Gene regulatory networks (GRNs) represent the causal regulatory relationships between transcription factors (TFs) and their gene targets [22]. Integrating sufficient regulatory information as a graph, GRNs are essential tools for elucidating gene functions, interpreting biological processes, and prioritizing candidate genes for molecular regulators and biomarkers in complex diseases and traits analyses [22]. While high-throughput sequencing and other post-genomics technologies enable statistical and machine learning methods to reconstruct GRN, inferring gene regulatory relationships between a set of TFs and a set of potential gene targets through gene expression data is still far from being resolved in bioinformatics [26].

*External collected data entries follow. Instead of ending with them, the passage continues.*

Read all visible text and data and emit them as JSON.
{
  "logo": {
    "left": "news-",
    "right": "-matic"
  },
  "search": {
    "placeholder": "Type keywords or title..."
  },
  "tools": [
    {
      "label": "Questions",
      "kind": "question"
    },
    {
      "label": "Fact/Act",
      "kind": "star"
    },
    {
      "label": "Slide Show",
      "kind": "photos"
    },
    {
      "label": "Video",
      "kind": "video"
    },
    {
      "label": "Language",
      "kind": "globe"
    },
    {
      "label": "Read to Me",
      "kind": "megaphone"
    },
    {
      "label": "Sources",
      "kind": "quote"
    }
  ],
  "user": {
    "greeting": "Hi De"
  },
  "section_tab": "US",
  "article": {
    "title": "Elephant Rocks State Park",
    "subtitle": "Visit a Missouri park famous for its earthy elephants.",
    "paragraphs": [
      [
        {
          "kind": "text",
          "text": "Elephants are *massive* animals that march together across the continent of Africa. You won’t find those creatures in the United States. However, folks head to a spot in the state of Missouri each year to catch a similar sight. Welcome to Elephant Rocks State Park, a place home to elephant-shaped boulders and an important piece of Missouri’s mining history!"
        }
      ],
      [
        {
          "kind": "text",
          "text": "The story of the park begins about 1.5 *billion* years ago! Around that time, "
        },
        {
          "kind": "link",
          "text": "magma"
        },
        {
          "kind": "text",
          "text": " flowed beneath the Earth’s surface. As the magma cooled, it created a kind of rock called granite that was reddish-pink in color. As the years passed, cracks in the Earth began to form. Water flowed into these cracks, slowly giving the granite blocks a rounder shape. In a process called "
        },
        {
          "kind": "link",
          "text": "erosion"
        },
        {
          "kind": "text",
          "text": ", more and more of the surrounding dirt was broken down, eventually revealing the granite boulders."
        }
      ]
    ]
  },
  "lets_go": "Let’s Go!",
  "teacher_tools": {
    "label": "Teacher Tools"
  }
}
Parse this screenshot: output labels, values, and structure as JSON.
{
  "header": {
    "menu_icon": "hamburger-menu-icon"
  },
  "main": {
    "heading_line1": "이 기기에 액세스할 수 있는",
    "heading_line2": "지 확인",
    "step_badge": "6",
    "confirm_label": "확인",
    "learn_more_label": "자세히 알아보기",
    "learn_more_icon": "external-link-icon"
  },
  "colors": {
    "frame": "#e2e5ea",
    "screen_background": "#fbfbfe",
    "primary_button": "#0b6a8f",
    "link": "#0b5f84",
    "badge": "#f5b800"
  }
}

With decades of efforts of inferring gene regulatory relationships from gene expression data, many machine learning and statistical methods have been proposed for reconstructing GRN [26]. Unsupervised methods dominate GRN inference. These methods include 1) regression-based methods, in which TFs are selected by target gene through sparse linear-regression, such as TIGRESS [14]; 2) information-based methods, such as ranking edges based on variants of mutual information, e.g. ARACNE [23], CLR [8], MRNET [24]; 3) correlation-based methods, such as the absolute value of Pearson’s correlation coefficient and Spearman’s correlation coefficient; and 4) Bayesian networks by optimizing posterior probabilities using different heuristic searches [1]. Among all unsupervised methods, GENIE3 [15] is a well-established and widely accepted method based on ensemble random forest regression of gene expression levels between TF and targets. In the DREAM5 challenge on gene network inference [22], GENIE3 obtained the best performance among all the methods at that time.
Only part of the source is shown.